Mr. Cotton swam right up to within 20 feet of our tent on the Jacks Fork last weekend.  I think he was curious.  We walked up slowly and fairly close to him in a non-threatening way and we told him this was our gravel bar and we had made reservations.   He bid us adieu and slithered away.  

I've floated far and wide and across many rivers and creeks.  The only place I've seen Mr. Cotton is the Jacks Fork.  Water snakes I've seen everywhere.  Copperheads everywhere, but always on land.  Biggest and only rattlesnake I've seen was on the Eleven Point, swimming toward the drift boat.  It was huge, and there was no mistaking its tail.

Copperheads freak me out the worst because they are so well camoflaged and don't usually move until you are right up on them.

IMG_5829.jpg

Posted
19 hours ago, jdmidwest said:

Did you snag the valve and it let go when you scooted out, or was that before all that is going on now...

Oh that was way before, back when we lived at farm. 

oneshot 

Posted

One time my wife told me to walk around the pickup I was working on and had me come long way around to get on the Deck. 

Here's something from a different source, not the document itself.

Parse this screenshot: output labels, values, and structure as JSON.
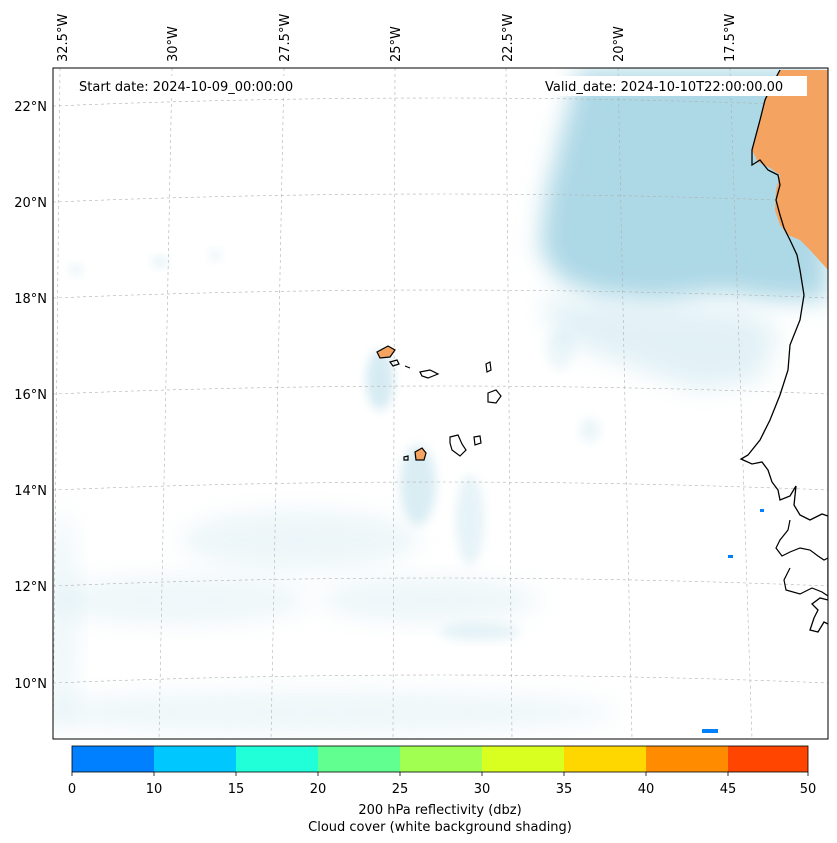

She says look on the ground under the pickup. There was a Copperhead she said yea every time you would move it would rear back to strike. 

oneshot 

Posted
On 7/25/2025 at 5:09 AM, jdmidwest said:

Mark Twain Lake 7/30/2019 cottonmouth at Florida boat ramp.

https://forums.ozarkanglers.com/topic/67185-fished-all-around-florida-sunday/#comment-583331

Impossible to identify for sure from that photo, but I highly doubt it is a cottonmouth.  Body is too long and slender.  Gotta have better evidence than that to say that there are cottonmouths that far out of their known range.